- Siege of Danzig: Part of Danzig rebellion
| Date | mid-1577 to December |
| Location | Danzig (Gdańsk), Royal Prussia, Polish–Lithuanian Commonwealth |
| Result | inconclusive |

Belligerents
- Polish–Lithuanian Commonwealth Principality of Transylvania: Gdańsk

Strength
- ~10,000: ~3,000

= Siege of Danzig (1577) =

Engagement during the Danzig rebellion

The siege of Danzig was a six-month siege in 1577 of the city of Danzig, the Polish–Lithuanian Commonwealth (today Gdańsk) by Stephen Báthory, the head of state of the Commonwealth. The siege ended in a negotiated agreement. It formed part of the Danzig rebellion.

The conflict began when the city of Danzig, along with the Polish episcopate and a portion of the Polish szlachta, did not recognize the royal election of Bathory to the Commonwealth throne and instead supported the candidature of Emperor Maximilian.

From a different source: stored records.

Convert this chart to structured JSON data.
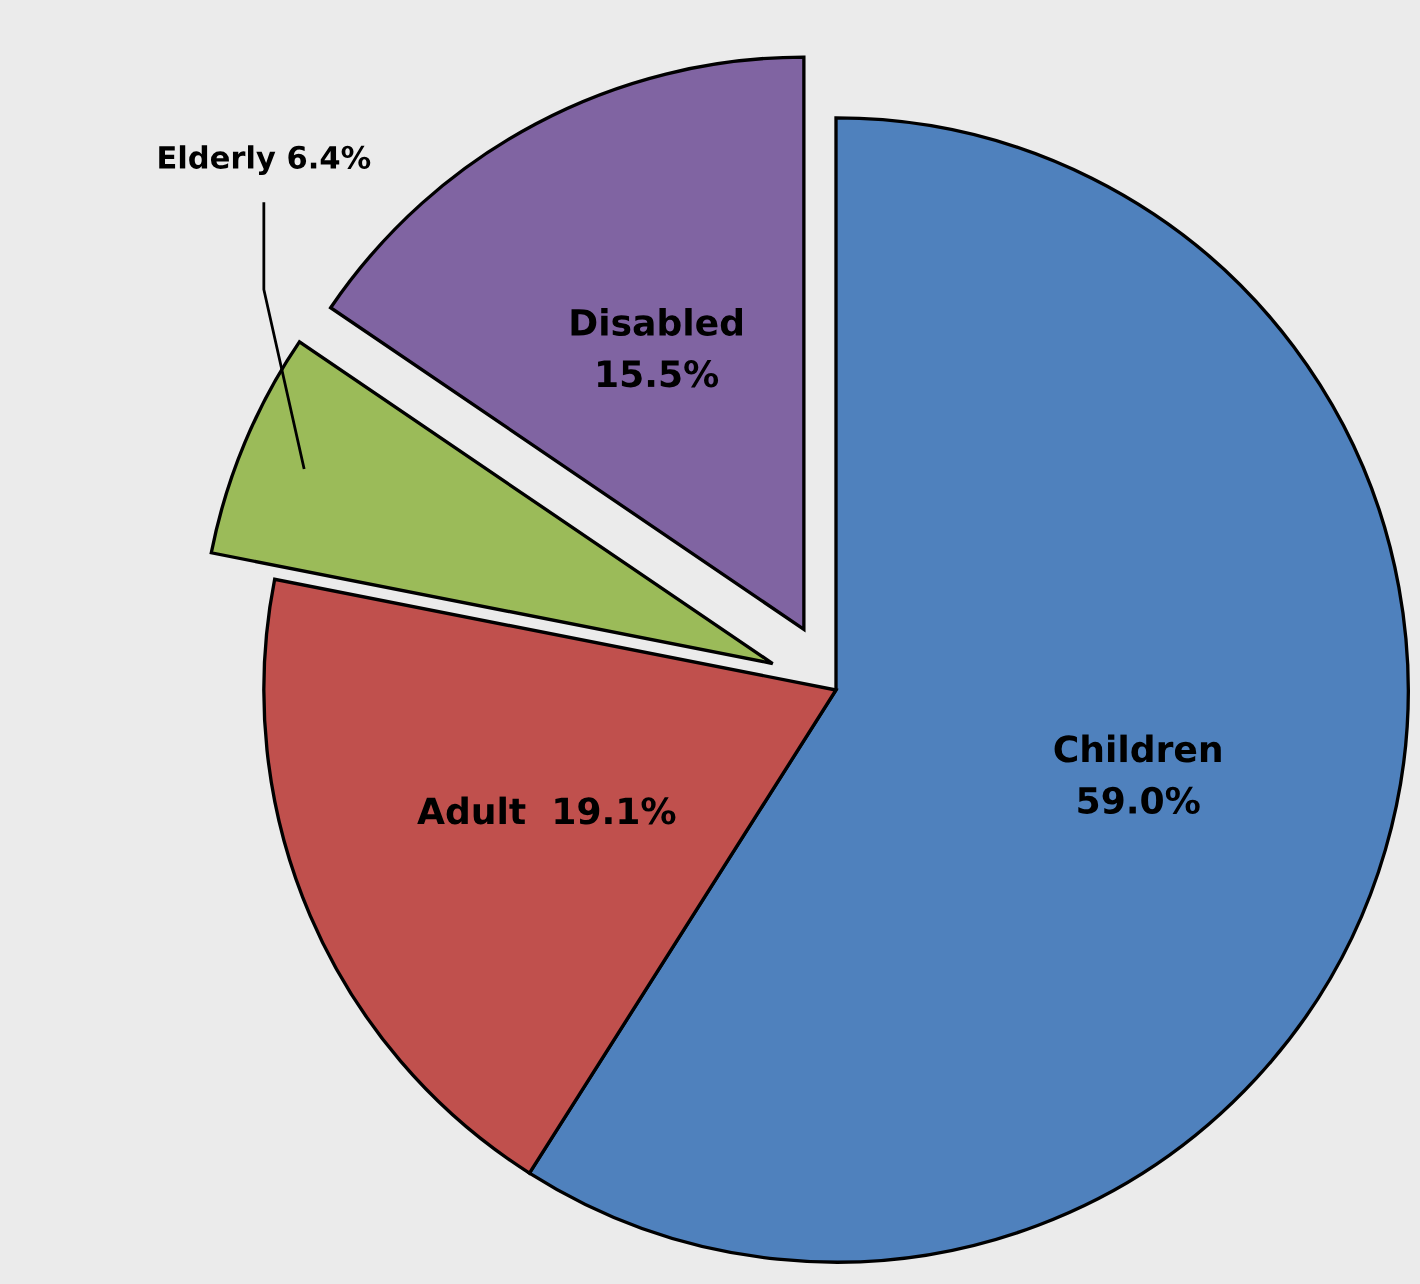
{
  "chart_data": {
    "type": "pie",
    "categories": [
      "Children",
      "Adult",
      "Elderly",
      "Disabled"
    ],
    "values": [
      59.0,
      19.1,
      6.4,
      15.5
    ],
    "value_labels": [
      "59.0%",
      "19.1%",
      "6.4%",
      "15.5%"
    ],
    "colors": [
      "#4f81bd",
      "#c0504d",
      "#9bbb59",
      "#8064a2"
    ]
  }
}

This led to a short conflict, of which the siege of Danzig was the last part.

After a siege of six months, the Danzig army of 5,000 mercenaries, among them a Scottish regiment, was defeated in a field battle on 16 December 1577. However, since Báthory's armies – the combined Commonwealth, and Hungarian forces – were unable to take the city itself, a compromise was reached: Báthory confirmed the city's special status and its Danzig law privileges granted by the earlier Polish kings in return for 200,000 złotys reparations and recognition of him as sovereign.